Екатерина Гринева - Искуситель, или Весь мир к моим ногам
Немного поговорив, мы так и не пришли ни к какому выводу. Ни насчет Руслана, ни насчет того, кто бы это мог быть. Как ни крути, а картина складывалась малоприятная. Получалось, кто-то из тех, кто был рядом – кто-то из той четверки, обитавшей в настоящее время на острове. Хотя к этому мог быть причастен и Руслан, подумала я, но вслух о своих подозрениях не сказала. Захаров сам во всем разберется, зачем мне вселять в него ненужные подозрения, тем более не подкрепленные никакими доказательствами. Нас, получается, выследили, подкараулили. Все было хорошо продумано – пистолет с глушителем, пули по воде… Полная темень. Никого не видно, а вот мы просматривались с берега неплохо…
Я вспомнила о просьбе Захарова насчет кофе, оставила его в комнате и спустилась вниз.
Хозяин отеля снабдил меня маленьким подносом, на котором уместились две чашки кофе, cахарница и небольшая вазочка с печеньем. Я открыла дверь в номер и никого не увидела в комнате.
Захаров стоял на балконе и смотрел вниз.

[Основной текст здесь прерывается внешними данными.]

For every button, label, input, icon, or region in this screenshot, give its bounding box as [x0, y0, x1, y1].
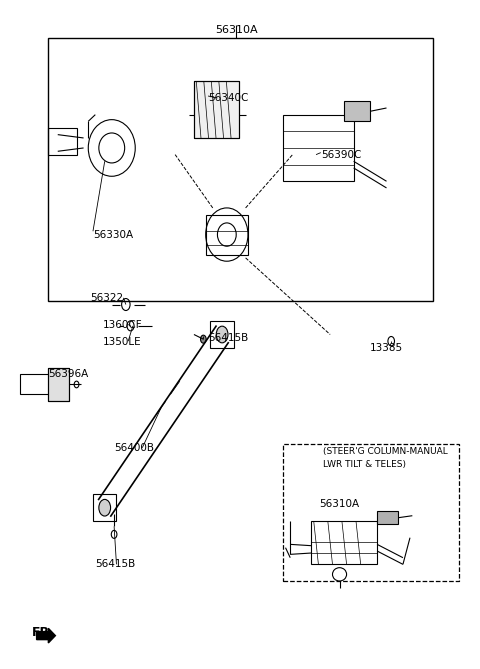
- Text: 13385: 13385: [370, 343, 403, 353]
- Bar: [377, 511, 398, 524]
- Ellipse shape: [99, 499, 110, 516]
- Bar: [48, 368, 70, 401]
- Text: (STEER'G COLUMN-MANUAL: (STEER'G COLUMN-MANUAL: [323, 447, 448, 456]
- Text: 56400B: 56400B: [114, 443, 154, 453]
- Text: 56415B: 56415B: [208, 333, 248, 343]
- Bar: [194, 82, 239, 138]
- Text: LWR TILT & TELES): LWR TILT & TELES): [323, 460, 406, 469]
- Bar: [206, 215, 248, 254]
- Bar: [344, 101, 370, 121]
- Bar: [48, 38, 433, 301]
- Text: 56330A: 56330A: [93, 229, 133, 240]
- Text: 1360CF: 1360CF: [102, 320, 142, 330]
- Text: 56340C: 56340C: [208, 93, 249, 103]
- Text: 56310A: 56310A: [215, 25, 258, 35]
- Bar: [283, 444, 459, 581]
- Bar: [48, 368, 70, 401]
- Text: FR.: FR.: [32, 626, 55, 640]
- Bar: [210, 321, 234, 348]
- Bar: [194, 82, 239, 138]
- Bar: [93, 494, 117, 521]
- Ellipse shape: [201, 335, 206, 343]
- Text: 56415B: 56415B: [96, 559, 135, 569]
- Text: 56396A: 56396A: [48, 369, 89, 379]
- Text: 56322: 56322: [91, 293, 124, 303]
- Text: 56310A: 56310A: [320, 499, 360, 509]
- Ellipse shape: [216, 326, 228, 343]
- Text: 56390C: 56390C: [321, 150, 361, 160]
- FancyArrow shape: [36, 628, 55, 643]
- Bar: [283, 114, 354, 181]
- Text: 1350LE: 1350LE: [102, 337, 141, 347]
- Bar: [20, 375, 53, 395]
- Bar: [312, 521, 377, 565]
- Bar: [48, 128, 76, 155]
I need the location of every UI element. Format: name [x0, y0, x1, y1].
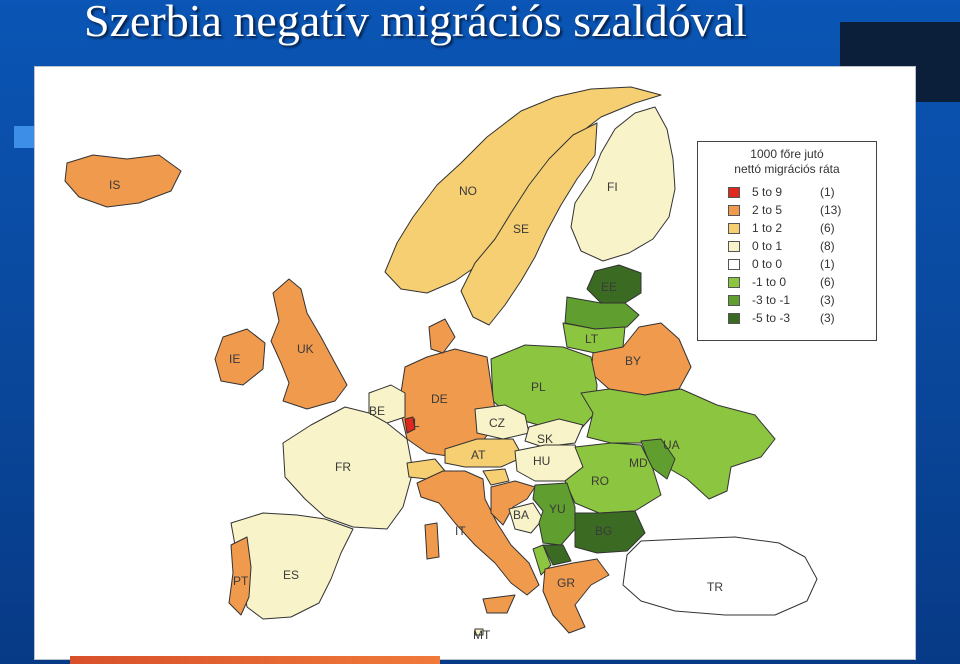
label-ua: UA: [663, 438, 680, 452]
label-ie: IE: [229, 352, 240, 366]
legend-row: -1 to 0 (6): [698, 273, 876, 291]
legend-count: (13): [820, 203, 842, 217]
legend-swatch: [728, 223, 740, 234]
legend-count: (3): [820, 293, 835, 307]
label-ro: RO: [591, 474, 609, 488]
legend-count: (8): [820, 239, 835, 253]
legend-title-line1: 1000 főre jutó: [750, 147, 824, 161]
label-gr: GR: [557, 576, 575, 590]
legend-swatch: [728, 313, 740, 324]
label-hu: HU: [533, 454, 550, 468]
legend-row: -3 to -1 (3): [698, 291, 876, 309]
country-ee: [586, 264, 642, 304]
label-it: IT: [455, 524, 466, 538]
label-at: AT: [471, 448, 486, 462]
label-cz: CZ: [489, 416, 505, 430]
legend-swatch: [728, 205, 740, 216]
label-by: BY: [625, 354, 641, 368]
label-lt: LT: [585, 332, 599, 346]
label-bg: BG: [595, 524, 612, 538]
legend-range: 0 to 0: [752, 257, 783, 271]
country-hr: [490, 480, 536, 526]
label-lu: L: [413, 416, 420, 430]
label-md: MD: [629, 456, 648, 470]
label-ee: EE: [601, 280, 617, 294]
europe-migration-map: IS NO SE FI EE LT BY PL DE BE CZ SK AT H…: [34, 66, 916, 660]
legend-rows: 5 to 9 (1) 2 to 5 (13) 1 to 2 (6) 0 to 1 (8) 0 t…: [698, 183, 876, 327]
legend-swatch: [728, 277, 740, 288]
country-fr: [282, 406, 414, 530]
country-it-sicily: [482, 594, 516, 614]
label-mt: MT: [473, 628, 491, 642]
legend-range: 0 to 1: [752, 239, 783, 253]
country-dk: [428, 318, 456, 354]
legend-range: 5 to 9: [752, 185, 783, 199]
legend-row: 0 to 0 (1): [698, 255, 876, 273]
legend-swatch: [728, 241, 740, 252]
label-no: NO: [459, 184, 477, 198]
country-uk: [270, 278, 348, 410]
country-al: [532, 544, 552, 576]
legend-swatch: [728, 187, 740, 198]
label-is: IS: [109, 178, 120, 192]
slide-title: Szerbia negatív migrációs szaldóval: [84, 0, 747, 46]
country-gr: [542, 558, 610, 634]
country-pt: [228, 536, 252, 616]
label-es: ES: [283, 568, 299, 582]
label-se: SE: [513, 222, 529, 236]
country-ba: [508, 502, 544, 534]
country-sk: [524, 418, 584, 448]
country-is: [64, 154, 182, 208]
legend-count: (6): [820, 275, 835, 289]
decorative-square: [14, 126, 36, 148]
map-legend: 1000 főre jutó nettó migrációs ráta 5 to…: [697, 141, 877, 341]
legend-row: 2 to 5 (13): [698, 201, 876, 219]
legend-count: (3): [820, 311, 835, 325]
country-bg: [574, 510, 646, 554]
country-tr: [622, 536, 818, 616]
decorative-orange-bar: [70, 656, 440, 664]
country-se: [460, 122, 598, 326]
country-it-sardinia: [424, 522, 440, 560]
legend-count: (6): [820, 221, 835, 235]
country-at: [444, 438, 524, 468]
label-fr: FR: [335, 460, 351, 474]
label-fi: FI: [607, 180, 618, 194]
country-it: [416, 470, 540, 596]
legend-swatch: [728, 259, 740, 270]
country-ie: [214, 328, 266, 386]
label-ba: BA: [513, 508, 529, 522]
label-be: BE: [369, 404, 385, 418]
legend-row: -5 to -3 (3): [698, 309, 876, 327]
country-yu: [532, 482, 576, 546]
country-si: [482, 468, 510, 486]
legend-range: 1 to 2: [752, 221, 783, 235]
legend-row: 0 to 1 (8): [698, 237, 876, 255]
label-de: DE: [431, 392, 448, 406]
legend-row: 5 to 9 (1): [698, 183, 876, 201]
country-fi: [570, 106, 676, 262]
legend-range: -5 to -3: [752, 311, 791, 325]
label-pt: PT: [233, 574, 249, 588]
country-by: [590, 322, 692, 396]
label-yu: YU: [549, 502, 566, 516]
legend-count: (1): [820, 257, 835, 271]
legend-range: 2 to 5: [752, 203, 783, 217]
label-tr: TR: [707, 580, 723, 594]
legend-swatch: [728, 295, 740, 306]
country-lu: [404, 416, 416, 434]
country-labels: IS NO SE FI EE LT BY PL DE BE CZ SK AT H…: [109, 178, 723, 642]
label-pl: PL: [531, 380, 546, 394]
label-sk: SK: [537, 432, 553, 446]
label-uk: UK: [297, 342, 314, 356]
map-svg: IS NO SE FI EE LT BY PL DE BE CZ SK AT H…: [64, 86, 818, 642]
legend-count: (1): [820, 185, 835, 199]
country-mk: [542, 544, 572, 566]
legend-title-line2: nettó migrációs ráta: [734, 162, 840, 176]
country-mt: [474, 628, 484, 636]
legend-range: -1 to 0: [752, 275, 787, 289]
legend-row: 1 to 2 (6): [698, 219, 876, 237]
legend-range: -3 to -1: [752, 293, 791, 307]
country-ua: [580, 388, 776, 500]
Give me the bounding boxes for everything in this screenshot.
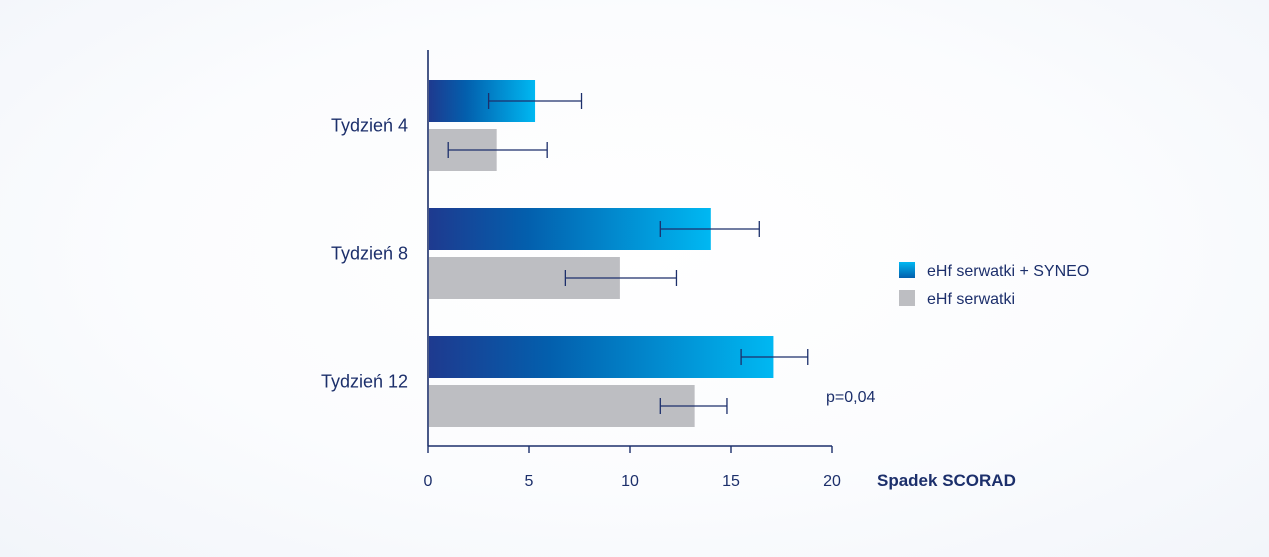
- error-bars-layer: [447, 93, 809, 414]
- category-labels-layer: Tydzień 4 Tydzień 8 Tydzień 12: [321, 116, 408, 392]
- x-ticks-layer: 0 5 10 15 20: [424, 446, 841, 490]
- error-bar-1-2: [659, 398, 728, 414]
- legend: eHf serwatki + SYNEO eHf serwatki: [899, 262, 1089, 308]
- error-bar-0-1: [659, 221, 760, 237]
- p-value-annotation: p=0,04: [826, 389, 875, 406]
- legend-swatch-syneo: [899, 262, 915, 278]
- error-bar-1-0: [447, 142, 548, 158]
- category-label-0: Tydzień 4: [331, 116, 408, 136]
- category-label-1: Tydzień 8: [331, 244, 408, 264]
- x-tick-label-1: 5: [525, 473, 534, 490]
- x-tick-label-3: 15: [722, 473, 740, 490]
- bar-syneo-2: [429, 336, 774, 378]
- legend-label-syneo: eHf serwatki + SYNEO: [927, 263, 1089, 280]
- x-tick-label-4: 20: [823, 473, 841, 490]
- legend-swatch-ehf: [899, 290, 915, 306]
- category-label-2: Tydzień 12: [321, 372, 408, 392]
- bar-ehf-2: [429, 385, 695, 427]
- x-tick-label-0: 0: [424, 473, 433, 490]
- error-bar-0-2: [740, 349, 809, 365]
- error-bar-1-1: [564, 270, 678, 286]
- error-bar-0-0: [487, 93, 583, 109]
- x-tick-label-2: 10: [621, 473, 639, 490]
- bars-layer: [429, 80, 774, 427]
- legend-label-ehf: eHf serwatki: [927, 291, 1015, 308]
- x-axis-title: Spadek SCORAD: [877, 471, 1016, 490]
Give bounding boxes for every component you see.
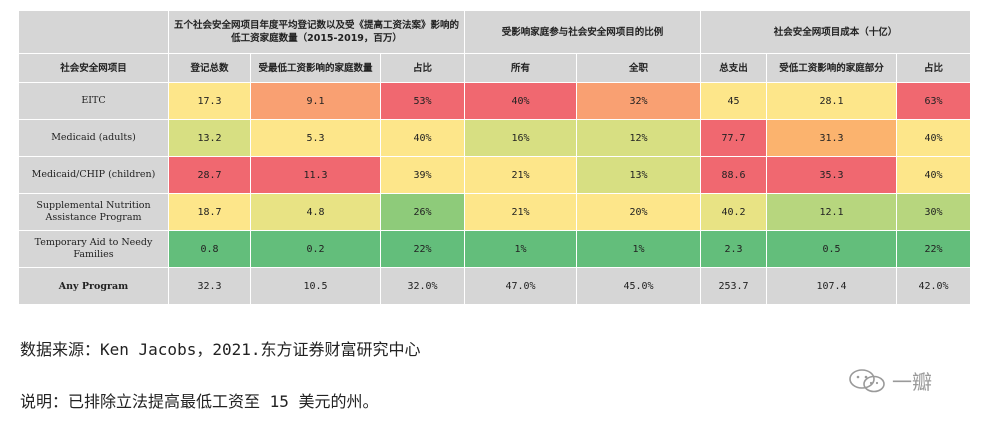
group-header-cost: 社会安全网项目成本（十亿） [700,10,972,54]
total-cell: 107.4 [766,267,898,305]
total-label: Any Program [18,267,169,305]
table-cell: 1% [576,230,702,268]
table-cell: 21% [464,156,578,194]
group-header-enrollment: 五个社会安全网项目年度平均登记数以及受《提高工资法案》影响的低工资家庭数量（20… [167,10,466,54]
explanation-note: 说明：已排除立法提高最低工资至 15 美元的州。 [20,392,379,411]
table-cell: 17.3 [168,82,251,120]
table-cell: 20% [576,193,702,231]
table-cell: 22% [379,230,466,268]
row-label: Supplemental Nutrition Assistance Progra… [18,193,169,231]
total-cell: 10.5 [250,267,381,305]
table-cell: 40% [379,119,466,157]
table-cell: 53% [379,82,466,120]
table-cell: 77.7 [700,119,768,157]
table-cell: 22% [896,230,972,268]
table-cell: 28.1 [766,82,898,120]
table-cell: 13.2 [168,119,251,157]
table-cell: 45 [700,82,768,120]
wechat-icon [849,368,885,392]
total-cell: 32.3 [168,267,251,305]
column-header: 社会安全网项目 [18,53,169,83]
source-note: 数据来源：Ken Jacobs，2021.东方证券财富研究中心 [20,340,421,359]
total-cell: 45.0% [576,267,702,305]
row-label: Medicaid (adults) [18,119,169,157]
table-row: Temporary Aid to Needy Families 0.8 0.2 22%… [18,230,972,268]
table-cell: 12.1 [766,193,898,231]
table-cell: 88.6 [700,156,768,194]
table-cell: 26% [379,193,466,231]
table-cell: 31.3 [766,119,898,157]
table-cell: 35.3 [766,156,898,194]
safety-net-table: 五个社会安全网项目年度平均登记数以及受《提高工资法案》影响的低工资家庭数量（20… [18,10,972,305]
table-cell: 39% [379,156,466,194]
table-cell: 0.8 [168,230,251,268]
column-header: 受低工资影响的家庭部分 [766,53,898,83]
column-header: 总支出 [700,53,768,83]
table-cell: 0.2 [250,230,381,268]
table-cell: 30% [896,193,972,231]
table-cell: 12% [576,119,702,157]
table-cell: 28.7 [168,156,251,194]
column-header: 受最低工资影响的家庭数量 [250,53,381,83]
table-row: EITC 17.3 9.1 53% 40% 32% 45 28.1 63% [18,82,972,120]
table-cell: 4.8 [250,193,381,231]
row-label: EITC [18,82,169,120]
row-label: Temporary Aid to Needy Families [18,230,169,268]
table-cell: 40.2 [700,193,768,231]
table-cell: 63% [896,82,972,120]
group-header-participation: 受影响家庭参与社会安全网项目的比例 [464,10,702,54]
total-cell: 32.0% [379,267,466,305]
table-cell: 11.3 [250,156,381,194]
total-row: Any Program 32.3 10.5 32.0% 47.0% 45.0% 253.7 1… [18,267,972,305]
table-cell: 13% [576,156,702,194]
column-header: 登记总数 [168,53,251,83]
table-cell: 32% [576,82,702,120]
table-cell: 40% [896,119,972,157]
column-header: 占比 [379,53,466,83]
table-cell: 40% [896,156,972,194]
table-cell: 21% [464,193,578,231]
table-cell: 2.3 [700,230,768,268]
column-header: 全职 [576,53,702,83]
total-cell: 253.7 [700,267,768,305]
row-label: Medicaid/CHIP (children) [18,156,169,194]
watermark: 一瓣 [848,366,932,395]
table-cell: 0.5 [766,230,898,268]
table-cell: 5.3 [250,119,381,157]
watermark-text: 一瓣 [892,370,932,394]
table-cell: 16% [464,119,578,157]
table-cell: 1% [464,230,578,268]
header-corner [18,10,169,54]
total-cell: 47.0% [464,267,578,305]
column-header: 所有 [464,53,578,83]
total-cell: 42.0% [896,267,972,305]
table-row: Medicaid (adults) 13.2 5.3 40% 16% 12% 77.7 31.… [18,119,972,157]
table-cell: 18.7 [168,193,251,231]
table-row: Medicaid/CHIP (children) 28.7 11.3 39% 21% 13… [18,156,972,194]
table-cell: 9.1 [250,82,381,120]
table-row: Supplemental Nutrition Assistance Progra… [18,193,972,231]
table-cell: 40% [464,82,578,120]
column-header: 占比 [896,53,972,83]
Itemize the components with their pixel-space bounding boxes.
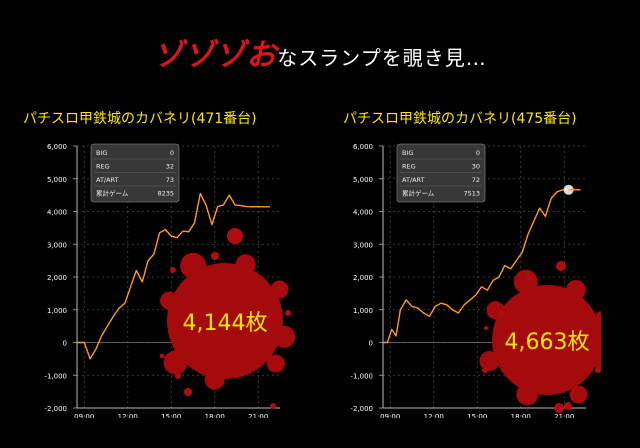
y-tick-label: -2,000	[350, 405, 373, 413]
y-tick-label: 2,000	[353, 274, 373, 282]
y-tick-label: 0	[63, 340, 67, 348]
x-tick-label: 09:00	[74, 413, 94, 418]
slump-chart-475: -2,000 -1,000 0 1,000 2,000 3,000 4,000 5,000 6,…	[350, 143, 601, 418]
x-tick-label: 12:00	[118, 413, 138, 418]
splat-drop	[484, 326, 488, 330]
y-tick-label: 1,000	[353, 307, 373, 315]
stats-label: AT/ART	[402, 176, 425, 184]
y-tick-label: 5,000	[353, 176, 373, 184]
stats-value: 0	[170, 149, 174, 157]
splat-core	[492, 285, 601, 395]
splat-drop	[227, 228, 243, 244]
x-tick-label: 18:00	[205, 413, 225, 418]
splat-drop	[159, 353, 165, 359]
y-tick-label: 3,000	[47, 241, 67, 249]
splat-core	[167, 263, 283, 379]
x-tick-label: 21:00	[248, 413, 268, 418]
splat-drop	[280, 286, 284, 290]
splat-drop	[175, 373, 181, 379]
y-tick-label: 4,000	[47, 209, 67, 217]
stats-label: REG	[96, 163, 110, 171]
stats-label: BIG	[96, 149, 107, 157]
headline: ゾゾゾおなスランプを覗き見…	[0, 30, 640, 74]
splat-drop	[270, 403, 276, 409]
stats-label: 累計ゲーム	[96, 189, 129, 198]
headline-red-text: ゾゾゾお	[153, 38, 278, 73]
splat-drop	[211, 252, 219, 260]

Я кашлянула, и он обернулся.
– Вау! Кофе. Здесь есть столик со стульями. Иди сюда на балкон.
– А это не опасно?
Он резко повернулся ко мне.
– А где же твоя храбрость?
Я вздернула голову вверх и поджала губы.
– Вообще-то я волнуюсь за вас.
– Мы перешли на «ты».
– Хорошо – за тебя.
– Я не боюсь. Точнее – устал уже бояться. Когда проходит определенное время – страх становится твоим постоянным спутником. А потом он исчезает. Начинаешь поневоле быть фаталистом. Хотя осторожность никогда не помешает. Но на сегодня мне почему-то кажется – все закончилось и объявлена маленькая передышка между боями.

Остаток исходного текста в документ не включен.